Я проследовал за несущими покойника по темным проходам и узким аллеям более бедного квартала, и, несмотря на их злобно сведенные брови, проник даже в дом, где они обмывали тело перед похоронами. Но здесь исполняющий обязанности муллы нахмурился с таким очевидным неудовольствием и отказался продолжать в моем присутствии, так что я был вынужден отступить. Квартал бедноты Тегерана представляет собой бесформенную кучу грязных жилищ и руин, улицы - узкие проходы, описывающие всевозможные повороты и углы между ними. Когда я выхожу из сводчатого базара, солнце уже почти садится, и музыканты на бала-ханах дворцовых ворот возвещают конец еще одного дня диссонирующими звуками древних персидских труб и колотят в полусферические котлы-барабаны. Эти музыканты одеты в фантастические алые мундиры, мало чем отличающиеся от костюма шута пятнадцатого века, и каждый вечер на закате они поднимаются на эти бала-ханы, и в течение часа дарят миру самую неземную музыку, какую только можно вообразить. Латунные трубы длиной около пяти футов, отвечающие усилиям человека с сильным дыханием, с дьявольским визгом бассо-профундо, полностью затеняют туманный горн Ньюфаундленда. Когда дюжина этих инструментов находится на пределе своего звучания, без какого-то намека на гармонию, это, кажется, отбрасывает гнетущую тень варварства на весь город. Эта закатная музыка, я думаю, пережиток очень давних времен, и она нервирует, как отчаянный вой древней Персии, протестующей против нововведений уводящих от величия и очарования ее старинной языческой славы, к сегодняшней несчастной эре правления мулл и зависимости национального существования от снисходительности или ревности других наций. Под воротами музыкантов выход на небольшую площадь, наполовину занятую квадратным резервуаром с водой. Рядом с этим водоемом установлена большая бронзовая пушка. Это огромный, громоздкая штука, совершенно бесполезна для таких людей, как персы, за исключением украшения или, возможно, чтобы помочь впечатлить массы представлением о неприступном величии шаха.
Это особый час молитвы, и во всех направлениях можно наблюдать, как люди, останавливаются во всем, что бы они ни делали, и становясь на колени на какую-то верхнюю одежду, снятую для этой цели, многократно касаются своими лбами земли, сгибаясь в направлении Мекки.
Пройдя под вторыми музыкальными воротами, я как раз вовремя добираюсь до артиллерийской площади, чтобы увидеть группу армейских горнистов, сформированных в ряд на одном конце, и группу мушкетеров на другом.
Как только эти более современные трубачи продолжают играть, рота мушкетеров напротив берет на караул, а затем музыка новых горнистов и хриплые, похожие на туманный горн, звуки фантастических труб на бала-ханах замирают вместе и одновременно и отдают должное отряду диких слонов.

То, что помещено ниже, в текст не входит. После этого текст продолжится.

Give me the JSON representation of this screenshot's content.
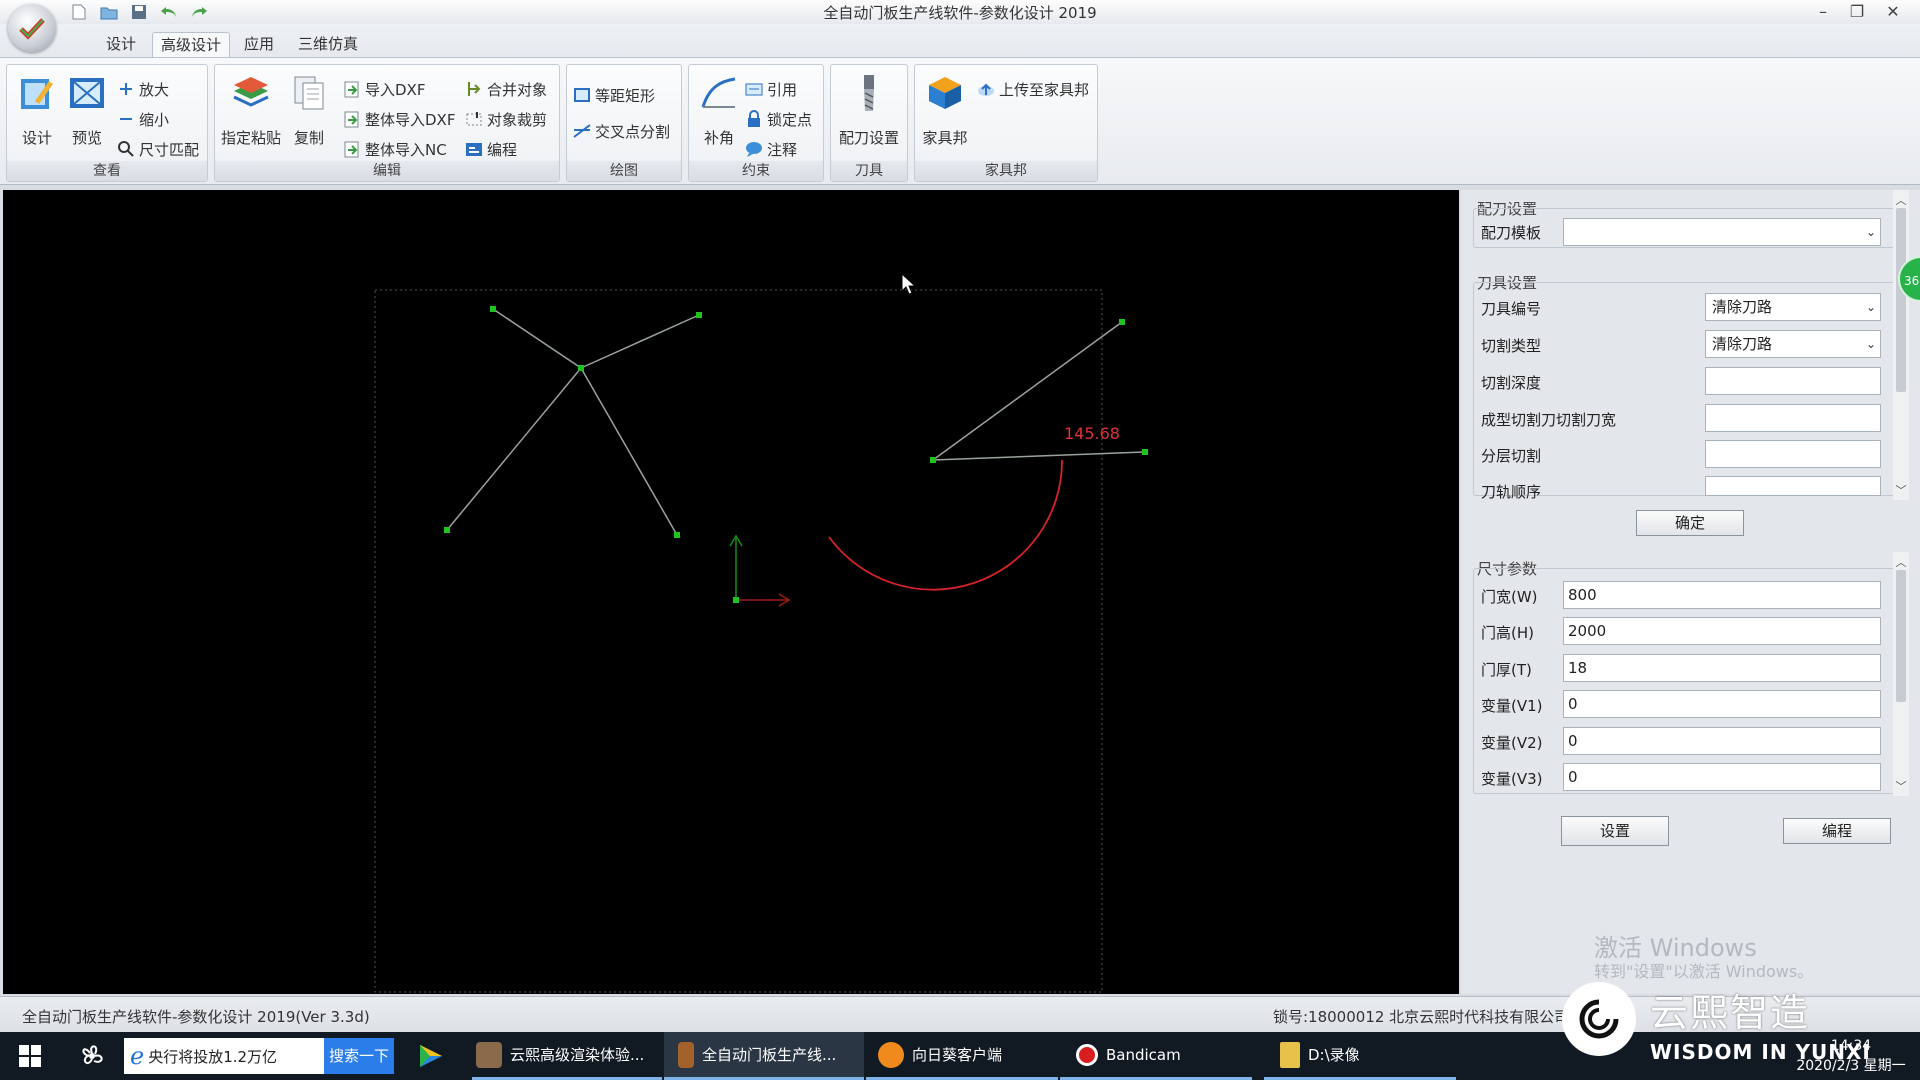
{
  "window": {
    "title": "全自动门板生产线软件-参数化设计 2019",
    "min_glyph": "–",
    "restore_glyph": "❐",
    "close_glyph": "✕"
  },
  "tabs": [
    "设计",
    "高级设计",
    "应用",
    "三维仿真"
  ],
  "ribbon": {
    "view": {
      "label": "查看",
      "design": "设计",
      "preview": "预览",
      "zoom_in": "放大",
      "zoom_out": "缩小",
      "fit": "尺寸匹配"
    },
    "edit": {
      "label": "编辑",
      "paste": "指定粘贴",
      "copy": "复制",
      "import_dxf": "导入DXF",
      "import_all_dxf": "整体导入DXF",
      "import_all_nc": "整体导入NC",
      "merge": "合并对象",
      "trim": "对象裁剪",
      "program": "编程"
    },
    "draw": {
      "label": "绘图",
      "equal_rect": "等距矩形",
      "cross_split": "交叉点分割"
    },
    "constraint": {
      "label": "约束",
      "fillet": "补角",
      "reference": "引用",
      "lock_point": "锁定点",
      "annotate": "注释"
    },
    "tool": {
      "label": "刀具",
      "tool_setup": "配刀设置"
    },
    "furniture": {
      "label": "家具邦",
      "home": "家具邦",
      "upload": "上传至家具邦"
    }
  },
  "canvas": {
    "dimension_label": "145.68",
    "colors": {
      "background": "#000000",
      "line": "#9aa39a",
      "node": "#1fc41f",
      "arc": "#d8222a",
      "frame": "#555555"
    }
  },
  "panel": {
    "tool_config": {
      "title": "配刀设置",
      "template_label": "配刀模板",
      "template_value": ""
    },
    "tool_settings": {
      "title": "刀具设置",
      "rows": [
        {
          "label": "刀具编号",
          "value": "清除刀路",
          "kind": "combo"
        },
        {
          "label": "切割类型",
          "value": "清除刀路",
          "kind": "combo"
        },
        {
          "label": "切割深度",
          "value": "",
          "kind": "field"
        },
        {
          "label": "成型切割刀切割刀宽",
          "value": "",
          "kind": "field"
        },
        {
          "label": "分层切割",
          "value": "",
          "kind": "field"
        },
        {
          "label": "刀轨顺序",
          "value": "",
          "kind": "field"
        }
      ],
      "confirm": "确定"
    },
    "size_params": {
      "title": "尺寸参数",
      "rows": [
        {
          "label": "门宽(W)",
          "value": "800"
        },
        {
          "label": "门高(H)",
          "value": "2000"
        },
        {
          "label": "门厚(T)",
          "value": "18"
        },
        {
          "label": "变量(V1)",
          "value": "0"
        },
        {
          "label": "变量(V2)",
          "value": "0"
        },
        {
          "label": "变量(V3)",
          "value": "0"
        }
      ],
      "set_button": "设置",
      "program_button": "编程"
    },
    "badge": "36",
    "activation_title": "激活 Windows",
    "activation_sub": "转到\"设置\"以激活 Windows。"
  },
  "statusbar": {
    "left": "全自动门板生产线软件-参数化设计 2019(Ver 3.3d)",
    "right": "锁号:18000012 北京云熙时代科技有限公司"
  },
  "watermark": {
    "cn": "云熙智造",
    "en": "WISDOM IN YUNXI"
  },
  "taskbar": {
    "news_text": "央行将投放1.2万亿",
    "news_button": "搜索一下",
    "items": [
      {
        "label": "云熙高级渲染体验...",
        "color": "#8a6a4a"
      },
      {
        "label": "全自动门板生产线...",
        "color": "#a3622a"
      },
      {
        "label": "向日葵客户端",
        "color": "#f08a1c"
      },
      {
        "label": "Bandicam",
        "color": "#d81e1e"
      },
      {
        "label": "D:\\录像",
        "color": "#e8c14a"
      }
    ],
    "time": "14:34",
    "date": "2020/2/3 星期一"
  }
}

Когда громкое гудение прекращается, обычные шумы вокруг кажутся чем-то вроде торжественной тишины, и над этой сравнительной тишиной можно услышать голоса людей здесь и там над городом, кричащие зычными голосами: «Аль-лах-иль-все-ах»; Али Ак-бар.» (Бог самый великий; нет бога, кроме одного Бога!).

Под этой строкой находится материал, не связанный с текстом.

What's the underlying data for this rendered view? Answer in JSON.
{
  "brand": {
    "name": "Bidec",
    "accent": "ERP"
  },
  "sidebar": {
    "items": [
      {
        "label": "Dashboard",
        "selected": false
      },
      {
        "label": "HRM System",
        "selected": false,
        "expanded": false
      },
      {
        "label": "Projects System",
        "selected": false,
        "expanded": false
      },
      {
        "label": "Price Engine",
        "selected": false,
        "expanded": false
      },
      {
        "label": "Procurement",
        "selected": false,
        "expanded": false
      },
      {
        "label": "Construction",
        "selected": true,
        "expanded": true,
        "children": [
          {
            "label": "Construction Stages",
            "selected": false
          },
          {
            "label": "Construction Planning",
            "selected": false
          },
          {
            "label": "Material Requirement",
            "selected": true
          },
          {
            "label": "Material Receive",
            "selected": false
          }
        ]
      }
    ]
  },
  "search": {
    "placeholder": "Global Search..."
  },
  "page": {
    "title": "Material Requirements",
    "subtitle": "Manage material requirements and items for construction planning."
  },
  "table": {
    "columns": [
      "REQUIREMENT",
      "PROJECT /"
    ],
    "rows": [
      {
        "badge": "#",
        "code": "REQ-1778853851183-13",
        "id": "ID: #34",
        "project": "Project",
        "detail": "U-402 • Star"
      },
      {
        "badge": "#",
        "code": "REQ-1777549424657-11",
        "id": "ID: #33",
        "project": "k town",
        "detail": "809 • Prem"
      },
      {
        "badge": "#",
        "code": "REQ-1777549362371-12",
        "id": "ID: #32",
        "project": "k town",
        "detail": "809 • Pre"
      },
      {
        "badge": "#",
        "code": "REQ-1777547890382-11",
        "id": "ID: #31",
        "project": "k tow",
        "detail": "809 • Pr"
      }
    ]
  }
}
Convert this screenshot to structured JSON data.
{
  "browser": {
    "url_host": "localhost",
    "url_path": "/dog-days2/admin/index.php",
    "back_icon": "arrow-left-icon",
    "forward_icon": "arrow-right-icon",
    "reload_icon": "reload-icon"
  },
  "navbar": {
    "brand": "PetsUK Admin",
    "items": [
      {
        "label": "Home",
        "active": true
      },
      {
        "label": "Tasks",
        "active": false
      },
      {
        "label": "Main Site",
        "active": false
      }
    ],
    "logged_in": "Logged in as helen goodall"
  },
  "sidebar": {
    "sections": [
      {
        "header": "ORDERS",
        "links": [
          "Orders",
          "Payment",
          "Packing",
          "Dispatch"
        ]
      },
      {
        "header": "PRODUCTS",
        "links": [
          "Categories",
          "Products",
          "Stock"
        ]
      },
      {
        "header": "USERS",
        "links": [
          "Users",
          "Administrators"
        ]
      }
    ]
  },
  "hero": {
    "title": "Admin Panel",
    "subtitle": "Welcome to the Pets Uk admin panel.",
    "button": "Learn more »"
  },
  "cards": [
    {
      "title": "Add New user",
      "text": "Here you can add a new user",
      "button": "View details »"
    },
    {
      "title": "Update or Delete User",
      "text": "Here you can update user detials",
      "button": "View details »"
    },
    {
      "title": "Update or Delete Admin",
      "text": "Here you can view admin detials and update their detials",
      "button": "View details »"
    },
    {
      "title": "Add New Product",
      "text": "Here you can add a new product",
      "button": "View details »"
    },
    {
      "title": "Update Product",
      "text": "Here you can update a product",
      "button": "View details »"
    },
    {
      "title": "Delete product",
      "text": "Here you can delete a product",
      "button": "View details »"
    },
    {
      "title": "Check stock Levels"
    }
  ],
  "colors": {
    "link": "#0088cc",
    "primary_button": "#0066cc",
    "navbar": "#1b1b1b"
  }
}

Мужчины сидят на крышах мечетей, а также на стенах и домах дворян. Голосистого муэдзина Шаха слышно сильнее всех остальных.

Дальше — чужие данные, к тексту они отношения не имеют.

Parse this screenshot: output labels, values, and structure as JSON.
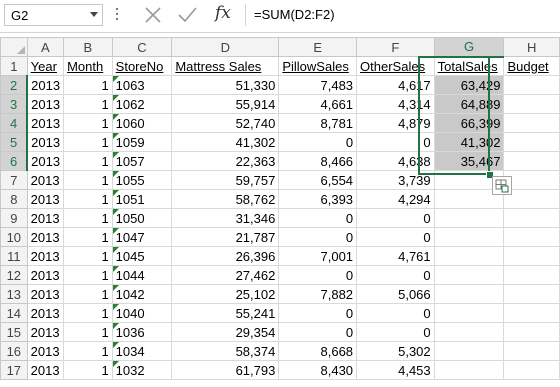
{
  "formula_bar": {
    "name_box": "G2",
    "fx_label": "fx",
    "formula": "=SUM(D2:F2)"
  },
  "column_headers": [
    "A",
    "B",
    "C",
    "D",
    "E",
    "F",
    "G",
    "H"
  ],
  "header_row": [
    "Year",
    "Month",
    "StoreNo",
    "Mattress  Sales",
    "PillowSales",
    "OtherSales",
    "TotalSales",
    "Budget"
  ],
  "rows": [
    {
      "n": "2",
      "cells": [
        "2013",
        "1",
        "1063",
        "51,330",
        "7,483",
        "4,617",
        "63,429",
        ""
      ]
    },
    {
      "n": "3",
      "cells": [
        "2013",
        "1",
        "1062",
        "55,914",
        "4,661",
        "4,314",
        "64,889",
        ""
      ]
    },
    {
      "n": "4",
      "cells": [
        "2013",
        "1",
        "1060",
        "52,740",
        "8,781",
        "4,879",
        "66,399",
        ""
      ]
    },
    {
      "n": "5",
      "cells": [
        "2013",
        "1",
        "1059",
        "41,302",
        "0",
        "0",
        "41,302",
        ""
      ]
    },
    {
      "n": "6",
      "cells": [
        "2013",
        "1",
        "1057",
        "22,363",
        "8,466",
        "4,638",
        "35,467",
        ""
      ]
    },
    {
      "n": "7",
      "cells": [
        "2013",
        "1",
        "1055",
        "59,757",
        "6,554",
        "3,739",
        "",
        ""
      ]
    },
    {
      "n": "8",
      "cells": [
        "2013",
        "1",
        "1051",
        "58,762",
        "6,393",
        "4,294",
        "",
        ""
      ]
    },
    {
      "n": "9",
      "cells": [
        "2013",
        "1",
        "1050",
        "31,346",
        "0",
        "0",
        "",
        ""
      ]
    },
    {
      "n": "10",
      "cells": [
        "2013",
        "1",
        "1047",
        "21,787",
        "0",
        "0",
        "",
        ""
      ]
    },
    {
      "n": "11",
      "cells": [
        "2013",
        "1",
        "1045",
        "26,396",
        "7,001",
        "4,761",
        "",
        ""
      ]
    },
    {
      "n": "12",
      "cells": [
        "2013",
        "1",
        "1044",
        "27,462",
        "0",
        "0",
        "",
        ""
      ]
    },
    {
      "n": "13",
      "cells": [
        "2013",
        "1",
        "1042",
        "25,102",
        "7,882",
        "5,066",
        "",
        ""
      ]
    },
    {
      "n": "14",
      "cells": [
        "2013",
        "1",
        "1040",
        "55,241",
        "0",
        "0",
        "",
        ""
      ]
    },
    {
      "n": "15",
      "cells": [
        "2013",
        "1",
        "1036",
        "29,354",
        "0",
        "0",
        "",
        ""
      ]
    },
    {
      "n": "16",
      "cells": [
        "2013",
        "1",
        "1034",
        "58,374",
        "8,668",
        "5,302",
        "",
        ""
      ]
    },
    {
      "n": "17",
      "cells": [
        "2013",
        "1",
        "1032",
        "61,793",
        "8,430",
        "4,453",
        "",
        ""
      ]
    }
  ],
  "selected_column": "G",
  "selected_rows": [
    "2",
    "3",
    "4",
    "5",
    "6"
  ],
  "colors": {
    "accent": "#217346",
    "selection_fill": "#c9c9c9",
    "grid_line": "#d9d9d9",
    "header_bg": "#f3f3f3",
    "error_triangle": "#2f7d32"
  }
}
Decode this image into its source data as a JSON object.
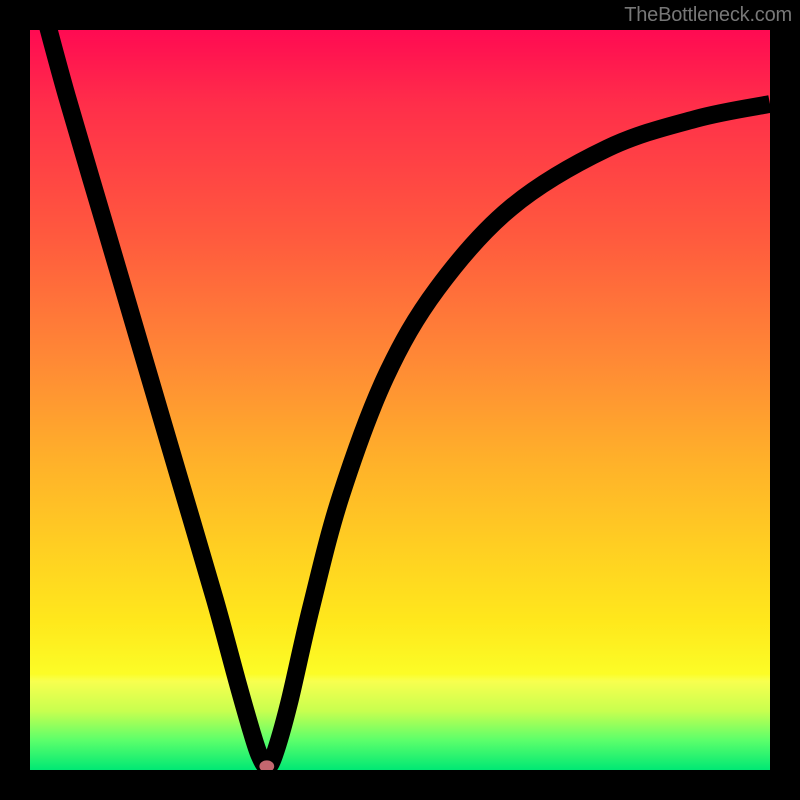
{
  "watermark": "TheBottleneck.com",
  "chart_data": {
    "type": "line",
    "title": "",
    "xlabel": "",
    "ylabel": "",
    "xlim": [
      0,
      100
    ],
    "ylim": [
      0,
      100
    ],
    "series": [
      {
        "name": "bottleneck-curve",
        "x": [
          2,
          5,
          10,
          15,
          20,
          25,
          28,
          30,
          31,
          32,
          33,
          35,
          38,
          42,
          48,
          55,
          65,
          78,
          90,
          100
        ],
        "values": [
          102,
          91,
          74,
          57,
          40,
          23,
          12,
          5,
          2,
          0.5,
          2,
          9,
          22,
          37,
          53,
          65,
          76,
          84,
          88,
          90
        ]
      }
    ],
    "markers": [
      {
        "name": "min-point",
        "x": 32,
        "y": 0.5
      }
    ],
    "background_gradient": {
      "stops": [
        {
          "pos": 0.0,
          "color": "#ff0a52"
        },
        {
          "pos": 0.45,
          "color": "#ff8a35"
        },
        {
          "pos": 0.8,
          "color": "#ffe81c"
        },
        {
          "pos": 0.9,
          "color": "#f8ff4f"
        },
        {
          "pos": 1.0,
          "color": "#00e874"
        }
      ]
    }
  }
}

Солнце только что село. Я вижу снежный конус горы Демавенд, выглядывающий, видимо, из-за высокой стены казармы. Он только что приобрел характерный розовый оттенок, как это часто бывает на закате. Причина этого становится очевидной сразу после поворота на запад, потому что все западное небо пылает великолепным закатом. Закат, окрашивает горизонт в кроваво-красный цвет и распространяет теплое, богатое сияние над половиной небес.
Вечером будет полная луна, и гораздо более прекрасная картина, чем великолепный закат и розовая гора, ждет каждого, достаточно любопытного, чтобы выйти на улицу и посмотреть.
Кажется, что персидский лунный свет способен окружать самые обычные объекты ореолом красоты и смешивать вещи, которые сами по себе ничто, с такими невероятными прелестями, что простое случайное созерцание их вызывает волнение удовольствия, пронизывающее всё насквозь.
В Англии или Америке нет города такого же размера (180 000), но они могут похвастаться зданиями, бесконечно превосходящими что-либо в Тегеране. Деревья, которые есть в городе и вокруг него - ничто по сравнению с тем, что мы привыкли иметь у себя, и хотя ворота с их короткими минаретами и безвкусной облицовкой, безусловно, уникальны, они сильно уступают при тщательном рассмотрении. Тем не менее, люди, впервые наблюдающие в окрестностях одних из этих ворот спокойную лунную ночь и находящиеся в одной из арок или между минаретами, высекающими «прекрасную Луну», скорее всего, будут поражены удивлением от изумительного великолепия и красоты представленной сцены.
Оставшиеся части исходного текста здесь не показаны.